The loss of the 130,000 tonnes a year contract will affect five Solid Energy and 30 sub-contractors’ jobs when bulk stripping operations cease at the collier’s Ohai mine in Southland in August this year. The opencast mine is expected to close sometime between 2009 and 2012, company spokeswoman Vicki Blythe said.
Eastern, a wholly owned subsidiary of Queensland coal and energy company Eastern Corporation Pty, takes over the Clandeboye contract for two years from September this year, and will supply the coal from its Takitimu mine between Ohai and Nightcaps.
Eastern’s success puts a dent in Solid Energy’s dominance of the South Island coal trade, with Ms Blythe admitting she couldn’t remember the last time it lost a major contract there.
“It did come as a surprise to people, including some of us.
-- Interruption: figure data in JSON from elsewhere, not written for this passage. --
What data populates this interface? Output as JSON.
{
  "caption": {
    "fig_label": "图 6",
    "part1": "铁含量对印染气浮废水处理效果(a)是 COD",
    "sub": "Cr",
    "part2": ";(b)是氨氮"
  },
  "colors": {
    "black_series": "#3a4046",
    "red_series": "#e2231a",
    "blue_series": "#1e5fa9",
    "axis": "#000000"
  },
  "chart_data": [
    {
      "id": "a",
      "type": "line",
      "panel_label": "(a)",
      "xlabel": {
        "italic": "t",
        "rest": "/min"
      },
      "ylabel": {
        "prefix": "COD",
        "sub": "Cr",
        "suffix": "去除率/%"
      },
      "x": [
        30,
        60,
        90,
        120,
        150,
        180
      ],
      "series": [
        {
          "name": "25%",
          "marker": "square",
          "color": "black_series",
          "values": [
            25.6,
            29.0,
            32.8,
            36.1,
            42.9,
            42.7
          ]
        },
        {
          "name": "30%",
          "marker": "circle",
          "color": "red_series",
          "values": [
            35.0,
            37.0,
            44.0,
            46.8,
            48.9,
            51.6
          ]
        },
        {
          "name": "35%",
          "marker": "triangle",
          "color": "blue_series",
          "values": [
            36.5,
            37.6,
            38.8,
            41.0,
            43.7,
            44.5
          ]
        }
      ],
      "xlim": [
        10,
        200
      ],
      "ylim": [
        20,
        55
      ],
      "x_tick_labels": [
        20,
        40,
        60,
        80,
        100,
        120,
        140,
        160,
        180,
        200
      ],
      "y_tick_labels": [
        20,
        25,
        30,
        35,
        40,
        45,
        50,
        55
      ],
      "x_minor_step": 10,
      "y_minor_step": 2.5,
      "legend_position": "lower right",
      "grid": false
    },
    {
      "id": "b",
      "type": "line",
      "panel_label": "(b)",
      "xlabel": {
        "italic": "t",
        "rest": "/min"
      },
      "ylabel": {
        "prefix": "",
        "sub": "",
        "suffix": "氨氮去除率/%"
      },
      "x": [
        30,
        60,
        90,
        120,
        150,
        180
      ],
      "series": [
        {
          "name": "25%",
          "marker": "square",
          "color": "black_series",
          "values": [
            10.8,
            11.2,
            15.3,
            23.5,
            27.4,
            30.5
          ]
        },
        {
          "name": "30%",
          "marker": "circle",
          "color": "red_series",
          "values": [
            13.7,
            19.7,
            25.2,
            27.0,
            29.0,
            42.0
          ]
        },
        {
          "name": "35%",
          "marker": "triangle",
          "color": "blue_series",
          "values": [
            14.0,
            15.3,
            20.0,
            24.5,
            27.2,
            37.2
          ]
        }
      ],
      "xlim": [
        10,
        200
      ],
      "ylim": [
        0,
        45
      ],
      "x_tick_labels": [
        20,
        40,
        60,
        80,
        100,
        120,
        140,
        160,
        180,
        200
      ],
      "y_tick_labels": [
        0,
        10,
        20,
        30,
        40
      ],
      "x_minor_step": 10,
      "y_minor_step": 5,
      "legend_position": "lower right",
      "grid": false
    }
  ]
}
We’re always conscious we have to be competitive but the bottom line is that on this occasion we weren’t,” she said.
Eastern Corporation was formed in 2003 to develop a coal project in Queensland’s Bowen Basin under chairman Gordon Smith who had extensive mining experience in the area. Mr Smith died last week after an illness, but it was he who drove the company to expand into New Zealand where it has so far invested $10 million.
Its first purchase, in 2004, was of the Whareatea West exploration permit on the Denniston Plateau north of Westport, which has measured and indicated resources of high-grade coking and thermal coals totalling 25.7 million tonnes.
“Eastern’s aim is to establish itself as a significant coal producer in New Zealand,” the company’s New Zealand general manager, Campbell Smith said.